CHAPITRE V
Que le bonheur du Chrétien consiste à souffrir en ce monde
Réponse à quelques difficultés que l'on objecte sur ce sujet
Quelqu'un objectera ici ces paroles de notre Sauveur : Venez à moi, vous tous qui travaillez et qui êtes chargés de chaînes, et je vous soulagerai. (Matth. XI, 28) Il est certain que Dieu, fidèle en ses promesses, soulagera tous ses disciples : mais comment ?
Il les soulagera par le repos éternel qu'il donnera en l'autre vie ; il les soulagera en la vie présente par la force qu'il leur donnera à porter leur croix, ce qui est commun à tous ceux qui souffrent, car quoique le don de force ne soit pas égal, sa grâce est abondante dans toutes les âmes crucifiées. Il les soulagera quelquefois par des consolations sensibles ; mais c'est ce qui n'arrive pas à tous.
Il les soulagera encore par la délivrance de certaines peines ; mais ce que l'on doit remarquer, est que, par ces paroles, on ne doit pas entendre ordinairement ni un soulagement sensible, ni la délivrance totale des peines ; autrement comment accorder cette vérité avec l'état public de tant de saintes âmes qui ont eu recours à Jésus-Christ, et qui ont toujours été dans la peine ?
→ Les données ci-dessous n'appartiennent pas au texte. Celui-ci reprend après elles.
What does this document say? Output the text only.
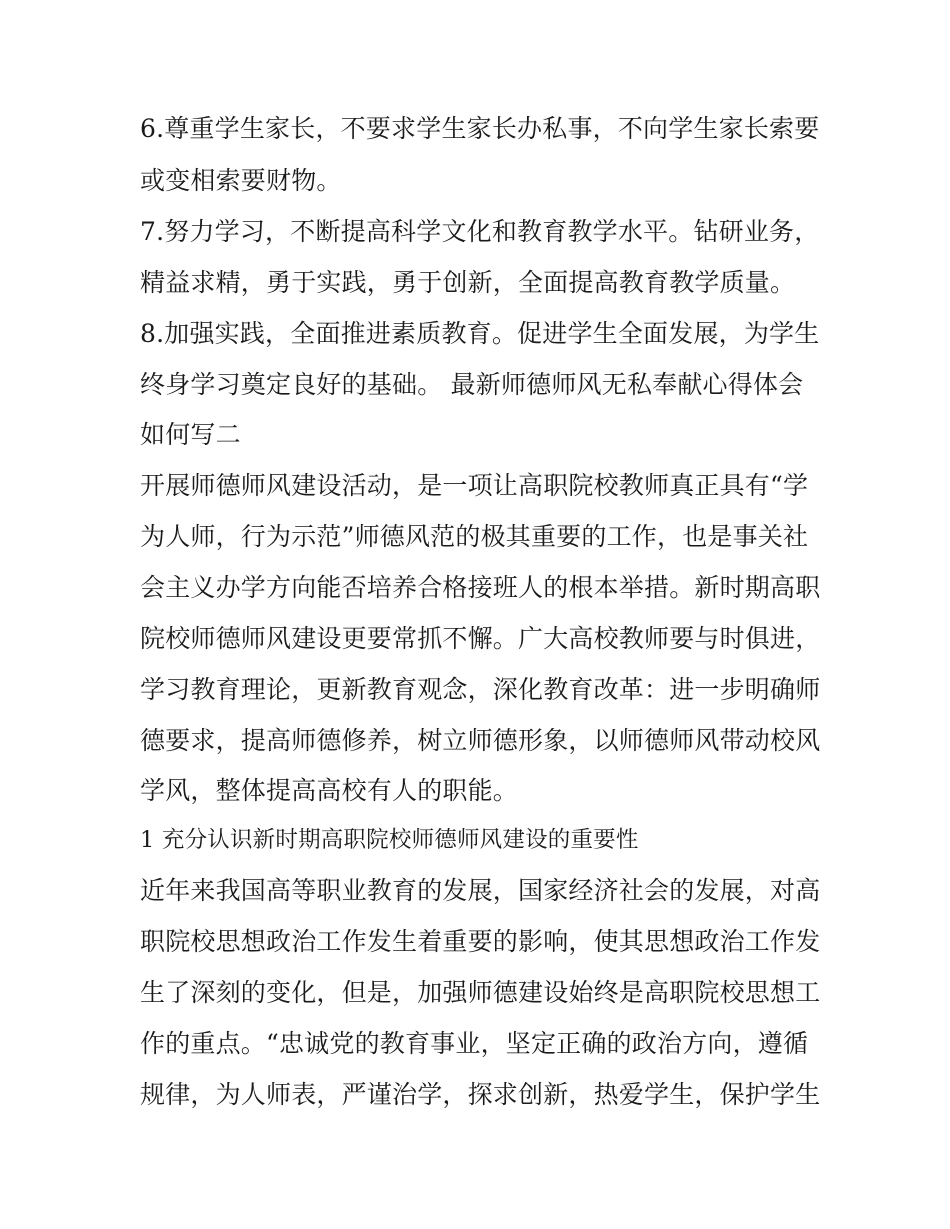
6.尊重学生家长，不要求学生家长办私事，不向学生家长索要
或变相索要财物。
7.努力学习，不断提高科学文化和教育教学水平。钻研业务，
精益求精，勇于实践，勇于创新，全面提高教育教学质量。
8.加强实践，全面推进素质教育。促进学生全面发展，为学生
终身学习奠定良好的基础。 最新师德师风无私奉献心得体会
如何写二
开展师德师风建设活动，是一项让高职院校教师真正具有“学
为人师，行为示范”师德风范的极其重要的工作，也是事关社
会主义办学方向能否培养合格接班人的根本举措。新时期高职
院校师德师风建设更要常抓不懈。广大高校教师要与时俱进，
学习教育理论，更新教育观念，深化教育改革：进一步明确师
德要求，提高师德修养，树立师德形象，以师德师风带动校风
学风，整体提高高校有人的职能。
1 充分认识新时期高职院校师德师风建设的重要性
近年来我国高等职业教育的发展，国家经济社会的发展，对高
职院校思想政治工作发生着重要的影响，使其思想政治工作发
生了深刻的变化，但是，加强师德建设始终是高职院校思想工
作的重点。“忠诚党的教育事业，坚定正确的政治方向，遵循
规律，为人师表，严谨治学，探求创新，热爱学生，保护学生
On objectera encore ces paroles de l'Apôtre : Réjouissez-vous tous au Seigneur (Philip. IV, 4) ; et on en conclura que le bonheur est donc dans la joie. Mais il est facile de répondre à cette objection : car ou l'Apôtre entend parler d'une joie sensible, ou d'une joie qui réside en la cime de l'âme, et qui est bien souvent imperceptible.
De dire qu'il veut parler d'une joie sensible, c'est ce qui ne se peut pas : car ce serait aller contre toute expérience, contre tout ce qui se lit dans la Vie des saints, contre toute la doctrine des Pères de l'Église et des maîtres de la vie spirituelle, et contre l'autorité même de l'Écriture en la bouche du même Apôtre, que l'on ferait tomber dans une contradiction manifeste ; puisqu'il assure qu'il a souffert outre mesure, et non seulement extérieurement, mais qu'il a été dans les angoisses d'esprit, jusque-là même que quelquefois la vie lui était à charge ; et cela, non seulement par le désir qu'il avait de voir Jésus-Christ, mais encore par la grandeur de ses peines, qui lui faisait dire qu'il était ennuyé de vivre.
Donc il est manifeste que cette joie continuelle dont il parle, ne peut s'entendre de la joie sensible, qui n'est pas toujours permanente en ce monde-ci. Il parie donc d'une joie qui réside en la cime de l'âme, qui vient d'une abondance de paix qui donne la parfaite conformité avec la volonté divine ; car l'âme ne voulant que ce que Dieu veut, est toujours contente en tout ce qui lui arrive.
Or, cette paix ou cette joie est si souvent cachée, que non seulement les sens n'y ont aucune part, mais encore la partie raisonnable inférieure. Nous avons parlé suffisamment dans notre livre Du règne de Dieu en l'oraison mentale, de la différence de la partie inférieure raisonnable, d'avec la suprême partie de l'âme ; ce qu'il est assez nécessaire de savoir, plusieurs savants même les confondant, et entendant par la partie inférieure, la sensitive et animale. L'exemple de notre Sauveur éclaircit entièrement la chose, puisque son âme était affligée d'une tristesse mortelle, en même temps qu'elle jouissait de la gloire.